Paradigm Shift in Computing World
🧠Key Argument: What we are witnessing today is more than just a technological upgrade — it is a Kuhnian paradigm shift in the nature of computation itself. As quantum computing matures, it could redefine the foundations of AI, software development, and how we model reality — marking a transition as profound as the shift from Newtonian mechanics to relativity.
In the famous debate between Karl Popper and Thomas Kuhn, Popper argued that science is a search for truth through deductive falsification — meaning scientific theories must be testable and open to being proven false. Kuhn, however, presented a contrasting view in The Structure of Scientific Revolutions, arguing that science does not progress toward an absolute truth, but instead evolves through paradigm shifts — fundamental changes in the basic concepts and experimental practices of a scientific discipline.
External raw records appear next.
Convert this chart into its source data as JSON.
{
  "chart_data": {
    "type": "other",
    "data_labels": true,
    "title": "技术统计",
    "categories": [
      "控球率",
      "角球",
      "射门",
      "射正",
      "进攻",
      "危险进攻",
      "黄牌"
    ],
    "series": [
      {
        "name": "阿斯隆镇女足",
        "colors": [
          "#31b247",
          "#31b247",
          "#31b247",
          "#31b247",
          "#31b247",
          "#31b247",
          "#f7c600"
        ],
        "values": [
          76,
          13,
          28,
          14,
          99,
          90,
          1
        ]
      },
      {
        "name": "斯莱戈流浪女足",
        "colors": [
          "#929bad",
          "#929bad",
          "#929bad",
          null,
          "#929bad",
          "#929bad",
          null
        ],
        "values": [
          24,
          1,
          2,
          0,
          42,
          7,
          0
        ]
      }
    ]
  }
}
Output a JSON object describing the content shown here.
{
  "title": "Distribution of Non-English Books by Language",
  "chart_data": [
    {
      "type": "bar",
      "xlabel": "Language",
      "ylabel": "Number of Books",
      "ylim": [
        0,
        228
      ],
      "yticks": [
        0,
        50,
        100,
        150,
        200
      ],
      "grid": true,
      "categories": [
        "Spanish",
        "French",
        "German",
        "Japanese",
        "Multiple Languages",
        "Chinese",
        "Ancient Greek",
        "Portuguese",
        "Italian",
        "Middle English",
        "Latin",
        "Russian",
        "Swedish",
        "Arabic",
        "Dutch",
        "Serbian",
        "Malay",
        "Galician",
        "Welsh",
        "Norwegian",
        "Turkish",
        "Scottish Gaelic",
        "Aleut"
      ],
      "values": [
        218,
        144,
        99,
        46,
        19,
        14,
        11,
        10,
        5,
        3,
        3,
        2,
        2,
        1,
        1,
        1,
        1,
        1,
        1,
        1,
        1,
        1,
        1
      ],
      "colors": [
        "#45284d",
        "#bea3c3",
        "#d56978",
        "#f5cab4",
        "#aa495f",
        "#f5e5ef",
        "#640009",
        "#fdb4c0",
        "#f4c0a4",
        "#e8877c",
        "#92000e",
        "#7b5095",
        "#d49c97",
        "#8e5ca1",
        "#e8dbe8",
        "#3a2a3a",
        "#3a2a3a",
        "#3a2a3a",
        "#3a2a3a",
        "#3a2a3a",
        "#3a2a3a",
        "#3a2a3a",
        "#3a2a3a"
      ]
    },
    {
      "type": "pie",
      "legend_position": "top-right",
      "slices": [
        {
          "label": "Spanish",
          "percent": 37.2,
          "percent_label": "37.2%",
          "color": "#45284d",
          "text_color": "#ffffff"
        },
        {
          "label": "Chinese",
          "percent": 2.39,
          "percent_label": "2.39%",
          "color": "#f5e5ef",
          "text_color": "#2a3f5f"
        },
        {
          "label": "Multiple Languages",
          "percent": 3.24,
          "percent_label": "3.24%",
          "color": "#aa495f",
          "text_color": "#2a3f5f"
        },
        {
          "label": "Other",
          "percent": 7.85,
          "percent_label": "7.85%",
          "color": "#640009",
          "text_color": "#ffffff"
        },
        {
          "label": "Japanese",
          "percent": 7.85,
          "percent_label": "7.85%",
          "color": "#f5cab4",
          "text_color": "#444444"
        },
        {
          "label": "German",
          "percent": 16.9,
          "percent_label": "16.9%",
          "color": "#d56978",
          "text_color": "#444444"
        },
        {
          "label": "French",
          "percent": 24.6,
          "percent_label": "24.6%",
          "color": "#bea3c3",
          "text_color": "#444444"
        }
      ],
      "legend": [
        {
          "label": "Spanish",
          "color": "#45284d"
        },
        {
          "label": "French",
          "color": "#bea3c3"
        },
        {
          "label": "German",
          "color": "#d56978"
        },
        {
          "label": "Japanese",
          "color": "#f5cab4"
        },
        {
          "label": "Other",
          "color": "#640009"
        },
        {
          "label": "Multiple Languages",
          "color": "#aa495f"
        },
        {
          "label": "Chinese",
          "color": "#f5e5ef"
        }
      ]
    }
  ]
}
To illustrate Kuhn’s idea, consider how early physics assumed that light travels in straight lines, but later discoveries showed this isn’t always true — especially in quantum mechanics and general relativity. Similarly, time was once considered constant, until Einstein showed it’s relative depending on the observer’s frame of reference. These examples illustrate that scientific “truths” are often temporary and context-dependent.
Today, we are witnessing a paradigm shift in computing.
Since the end of World War II, computation has been dominated by classical binary systems, operating on 0s and 1s. This digital paradigm underpins modern computers and artificial intelligence. However, with the advent of quantum computing, which applies principles of quantum mechanics — such as superposition and entanglement — we are no longer restricted to bits that are just 0 or 1, but now work with qubits that can represent both simultaneously and values in between (in a probabilistic sense).
This unlocks exponentially greater computational power, allowing us to solve problems that are currently intractable, particularly in AI, cryptography, material science, and complex simulations.
However, computational power isn’t the only bottleneck — energy availability is also a critical constraint. Modern data centers and AI models require massive amounts of energy. Expanding power infrastructure — such as building nuclear or hydroelectric plants — takes years, if not decades.
Therefore, quantum computing, with its potential to perform computations more efficiently, may alleviate the energy burden of AI and usher in a new computational paradigm — just as Kuhn described.